Knowledge Tools of the Future
Institute for the Future just released its latest research report, Knowledge Tools of the Future, written by Alex Pang and Mike Love. The report takes an in-depth look at signals, drivers, and trends shaping how organizations will utilize knowledge management in the future, particularly how humans will drive knowledge creativity and innovation.

Pang writes:

“It’s a truism that we live in a knowledge economy. For the last decade, being competitive in the knowledge economy has required developing systems to manage information—information like consumer data, logistics, organizational practices. But the tools of the next decade will be very different. The growing accessibility of knowledge management (KM) systems has greatly reduced the competitive advantage that companies can draw from adopting them: KM is business as usual. The growing recognition that there are important kinds of knowledge work that aren’t supported by KM systems has further dulled their edge.

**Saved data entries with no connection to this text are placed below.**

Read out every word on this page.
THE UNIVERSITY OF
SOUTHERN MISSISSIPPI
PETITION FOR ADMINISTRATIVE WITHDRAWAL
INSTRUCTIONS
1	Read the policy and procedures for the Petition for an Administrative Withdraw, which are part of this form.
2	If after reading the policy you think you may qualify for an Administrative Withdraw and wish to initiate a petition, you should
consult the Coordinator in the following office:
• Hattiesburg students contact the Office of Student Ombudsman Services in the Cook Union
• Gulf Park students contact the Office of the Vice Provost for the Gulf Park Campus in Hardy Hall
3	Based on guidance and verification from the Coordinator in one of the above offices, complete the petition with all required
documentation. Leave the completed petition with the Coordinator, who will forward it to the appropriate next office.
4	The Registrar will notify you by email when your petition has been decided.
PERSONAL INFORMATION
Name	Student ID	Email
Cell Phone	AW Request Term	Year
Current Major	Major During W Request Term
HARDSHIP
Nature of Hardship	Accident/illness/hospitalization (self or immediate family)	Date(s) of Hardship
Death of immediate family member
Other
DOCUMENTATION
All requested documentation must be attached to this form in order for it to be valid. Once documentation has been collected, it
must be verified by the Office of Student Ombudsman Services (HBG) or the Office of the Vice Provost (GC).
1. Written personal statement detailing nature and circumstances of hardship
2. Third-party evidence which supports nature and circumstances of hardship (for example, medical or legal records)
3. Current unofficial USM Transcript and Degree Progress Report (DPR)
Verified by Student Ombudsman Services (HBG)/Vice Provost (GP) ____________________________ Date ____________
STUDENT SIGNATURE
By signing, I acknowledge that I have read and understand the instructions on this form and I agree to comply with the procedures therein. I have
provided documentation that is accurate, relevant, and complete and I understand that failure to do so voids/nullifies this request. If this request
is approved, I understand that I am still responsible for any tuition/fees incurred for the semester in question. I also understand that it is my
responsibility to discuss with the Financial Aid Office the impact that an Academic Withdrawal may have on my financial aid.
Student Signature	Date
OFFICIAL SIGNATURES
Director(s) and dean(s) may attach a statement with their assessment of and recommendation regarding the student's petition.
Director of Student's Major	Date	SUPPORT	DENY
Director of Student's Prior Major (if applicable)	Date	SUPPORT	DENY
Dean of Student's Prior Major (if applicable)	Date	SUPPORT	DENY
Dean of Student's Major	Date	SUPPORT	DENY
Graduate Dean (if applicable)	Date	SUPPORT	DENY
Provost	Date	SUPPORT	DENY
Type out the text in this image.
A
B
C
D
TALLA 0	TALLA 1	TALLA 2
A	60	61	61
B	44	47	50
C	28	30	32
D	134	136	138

As a result, for companies that want to become more innovative, tools designed to make information storage and sharing more efficient are less attractive. So what tools will knowledge-intensive organizations use in the next decade?”

Knowledge Tools of the Future argues that companies trying to differentiate themselves around innovation and creativity rather than efficiency and cost will turn to the array of devices, systems, methodologies, and services sometimes called the “intelligent web.” These tools exploit things like semantic Web functions, microformats, and recommendation agents to provide a more productive and intuitive experience for users. These tools are powerful because they aren’t hard to use, are relatively easy to use, and don’t require creative people to change they ways they work. They enable users to be creative and innovative—to do what humans are uniquely good at doing, in other words—while leaving the heavy lifting of brute information processing to computers, which are very good at such tasks. These tools matter because the most powerful creative tools are brains and teams. There’s a social aspect to knowledge, creativity, and innovation that we are just learning to tap. It is this social aspect of knowledge that the next generation knowledge tools, and next generation of users, will seek to magnify and support.

Organizations are in the middle of a paradigm shift from machine-heavy knowledge management tools designed to maximize efficiency and standardize organizational practices to technically lightweight, human-centered instruments that facilitate creativity and collaboration. It is this human creativity that will differentiate businesses in the future.